Following my thoughts about Latour's inscription (see last week's post), I ran across this good paper about distributed software development and the link with 'inscriptions'. Latour's inscriptions are about "social arrangements, debates, divisions of labor, and patterns of work become inscribed into the artifacts and representations in which science trucks". In the context of software development, they want to study the relationship between technological artifacts and the social structures that shape them.

De Souza, C., Froehlich, J., and Dourish, P. 2005. Seeking the Source: Software Source Code as a Social and Technical Artifact. Proc. ACM Conf. Supporting Group Work GROUP 2005 (Sanibel Island, FL.)

Our work has been motivated by the question of whether aspects of informal software process can be found in the structure of the software artifact itself. Using a software visualization tool, Augur, we have been conducting an analysis of the artifacts of a number of software projects, a “software archeology” to explore the relationships between artifacts and activities as they are negotiated in distributed software development through mining software repositories. (...) Each pane displays a different aspect of the system being examined: changes in one view are immediately reflected in the others. The large central pane shows the line-oriented view of the source code. In the figure, the color of each pixel line indicates how recently it was modified; this allows a developer, at a glance, to see how much activity has taken place recently and where that activity has been located.

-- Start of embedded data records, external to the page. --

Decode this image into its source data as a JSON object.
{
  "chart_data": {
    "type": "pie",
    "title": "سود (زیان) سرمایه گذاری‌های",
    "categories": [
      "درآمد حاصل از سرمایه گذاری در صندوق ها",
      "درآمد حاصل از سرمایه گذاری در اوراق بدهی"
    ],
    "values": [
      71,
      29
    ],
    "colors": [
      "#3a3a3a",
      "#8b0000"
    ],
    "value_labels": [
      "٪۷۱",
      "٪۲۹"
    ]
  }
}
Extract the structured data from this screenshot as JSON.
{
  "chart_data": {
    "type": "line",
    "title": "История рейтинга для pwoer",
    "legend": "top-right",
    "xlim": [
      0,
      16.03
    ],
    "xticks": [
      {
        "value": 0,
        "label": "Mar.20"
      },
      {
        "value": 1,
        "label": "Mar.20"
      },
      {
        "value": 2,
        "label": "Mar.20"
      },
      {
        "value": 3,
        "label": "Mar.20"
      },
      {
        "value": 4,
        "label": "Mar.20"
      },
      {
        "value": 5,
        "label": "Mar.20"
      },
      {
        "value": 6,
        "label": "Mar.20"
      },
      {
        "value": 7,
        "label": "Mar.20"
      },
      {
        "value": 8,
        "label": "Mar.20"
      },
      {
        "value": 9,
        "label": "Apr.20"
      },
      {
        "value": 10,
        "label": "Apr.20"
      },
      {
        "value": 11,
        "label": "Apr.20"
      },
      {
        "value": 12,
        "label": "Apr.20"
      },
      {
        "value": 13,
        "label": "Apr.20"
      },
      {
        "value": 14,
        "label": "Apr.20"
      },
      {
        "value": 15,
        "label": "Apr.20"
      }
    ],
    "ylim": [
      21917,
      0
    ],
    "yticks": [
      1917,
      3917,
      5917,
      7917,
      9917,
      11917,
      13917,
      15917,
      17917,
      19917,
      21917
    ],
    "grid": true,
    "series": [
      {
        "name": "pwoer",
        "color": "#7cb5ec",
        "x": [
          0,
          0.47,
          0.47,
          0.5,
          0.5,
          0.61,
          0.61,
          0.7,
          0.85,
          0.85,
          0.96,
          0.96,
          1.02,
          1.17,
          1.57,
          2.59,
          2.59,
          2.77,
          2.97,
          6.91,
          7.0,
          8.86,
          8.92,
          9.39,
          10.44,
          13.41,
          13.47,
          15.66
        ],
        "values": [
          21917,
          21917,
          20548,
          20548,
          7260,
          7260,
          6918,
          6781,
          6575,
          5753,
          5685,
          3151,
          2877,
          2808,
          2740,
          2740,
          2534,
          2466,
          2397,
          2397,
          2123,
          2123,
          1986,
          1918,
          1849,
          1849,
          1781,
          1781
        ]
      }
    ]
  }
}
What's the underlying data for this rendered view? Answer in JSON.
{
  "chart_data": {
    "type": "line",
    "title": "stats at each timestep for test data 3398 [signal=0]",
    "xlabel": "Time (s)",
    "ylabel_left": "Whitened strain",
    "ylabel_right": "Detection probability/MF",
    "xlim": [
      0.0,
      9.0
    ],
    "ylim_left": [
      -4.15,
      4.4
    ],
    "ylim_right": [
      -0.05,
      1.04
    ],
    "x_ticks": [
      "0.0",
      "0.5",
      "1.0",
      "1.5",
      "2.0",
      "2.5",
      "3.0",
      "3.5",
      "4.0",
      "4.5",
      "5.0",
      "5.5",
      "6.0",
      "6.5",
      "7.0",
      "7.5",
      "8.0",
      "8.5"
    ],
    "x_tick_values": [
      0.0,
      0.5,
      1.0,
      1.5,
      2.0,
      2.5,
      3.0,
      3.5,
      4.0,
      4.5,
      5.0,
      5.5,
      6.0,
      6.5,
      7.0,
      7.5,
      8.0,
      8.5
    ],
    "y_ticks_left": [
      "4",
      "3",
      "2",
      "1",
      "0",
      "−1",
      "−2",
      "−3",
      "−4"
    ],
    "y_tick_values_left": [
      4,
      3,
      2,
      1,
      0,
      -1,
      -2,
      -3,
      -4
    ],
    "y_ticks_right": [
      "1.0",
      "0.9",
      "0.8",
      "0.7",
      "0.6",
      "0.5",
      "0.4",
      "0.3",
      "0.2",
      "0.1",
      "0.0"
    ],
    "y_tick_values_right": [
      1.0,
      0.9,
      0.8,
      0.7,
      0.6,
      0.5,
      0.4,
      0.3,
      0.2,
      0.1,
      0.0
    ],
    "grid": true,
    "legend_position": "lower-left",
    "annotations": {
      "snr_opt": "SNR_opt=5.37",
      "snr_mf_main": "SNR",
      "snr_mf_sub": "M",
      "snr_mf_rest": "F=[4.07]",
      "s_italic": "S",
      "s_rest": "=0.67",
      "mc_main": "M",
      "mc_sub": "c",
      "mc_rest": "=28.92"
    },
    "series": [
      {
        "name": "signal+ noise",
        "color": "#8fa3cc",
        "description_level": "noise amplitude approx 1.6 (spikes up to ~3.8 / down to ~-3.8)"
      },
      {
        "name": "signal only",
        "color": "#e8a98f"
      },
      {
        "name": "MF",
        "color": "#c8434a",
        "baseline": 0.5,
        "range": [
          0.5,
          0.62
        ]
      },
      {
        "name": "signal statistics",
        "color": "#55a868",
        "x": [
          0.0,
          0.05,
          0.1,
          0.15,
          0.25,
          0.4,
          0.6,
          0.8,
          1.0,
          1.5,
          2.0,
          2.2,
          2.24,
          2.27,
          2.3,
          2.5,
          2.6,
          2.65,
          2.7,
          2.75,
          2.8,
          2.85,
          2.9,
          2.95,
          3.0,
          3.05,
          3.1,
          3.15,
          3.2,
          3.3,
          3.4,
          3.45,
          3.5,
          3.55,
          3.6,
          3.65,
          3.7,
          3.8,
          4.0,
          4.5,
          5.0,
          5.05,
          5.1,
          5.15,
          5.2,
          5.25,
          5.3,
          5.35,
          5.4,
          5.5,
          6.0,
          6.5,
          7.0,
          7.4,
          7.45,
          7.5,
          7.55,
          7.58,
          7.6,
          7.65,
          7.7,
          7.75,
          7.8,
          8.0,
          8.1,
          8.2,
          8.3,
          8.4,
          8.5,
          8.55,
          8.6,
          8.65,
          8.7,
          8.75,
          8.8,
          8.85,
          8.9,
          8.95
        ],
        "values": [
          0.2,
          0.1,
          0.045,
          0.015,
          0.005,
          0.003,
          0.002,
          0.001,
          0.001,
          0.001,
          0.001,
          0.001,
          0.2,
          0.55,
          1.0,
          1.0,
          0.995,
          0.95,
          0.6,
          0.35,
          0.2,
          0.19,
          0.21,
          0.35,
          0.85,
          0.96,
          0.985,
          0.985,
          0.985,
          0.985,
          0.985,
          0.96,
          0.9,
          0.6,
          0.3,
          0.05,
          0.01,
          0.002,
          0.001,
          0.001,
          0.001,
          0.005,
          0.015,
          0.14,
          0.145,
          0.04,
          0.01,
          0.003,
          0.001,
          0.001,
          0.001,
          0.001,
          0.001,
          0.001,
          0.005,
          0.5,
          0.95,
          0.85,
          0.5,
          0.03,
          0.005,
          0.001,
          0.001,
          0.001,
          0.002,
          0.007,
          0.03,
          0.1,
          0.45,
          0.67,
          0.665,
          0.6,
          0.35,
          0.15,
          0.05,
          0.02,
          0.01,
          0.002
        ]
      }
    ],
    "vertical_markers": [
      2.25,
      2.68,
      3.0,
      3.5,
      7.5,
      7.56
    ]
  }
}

The conclusions are as follows:

Distributed software development presents two sources of complexity to its participants – the complexity of the software artifacts under development, and the complexity of the process of developing those artifacts. We have presented a study of software artifacts, conducted using a visualization tool, which demonstrates how these twin sources of complexity are intertwined. Software artifacts are not merely the objects of software development processes, but are also the means by which those processes are enacted and regulated. The structure of the artifact both reflects the processes by which it has been created and can be used to control those processes by centralizing points of access, by regulating the relationships between independent activities, and by making visible the relationships between individuals. It is a means, then, by which the articulation work of the project can be carried out.

Why do I blog this? I am fascinated by this: how technological artifacts and social structures might shape a certain phenomenon such as product development.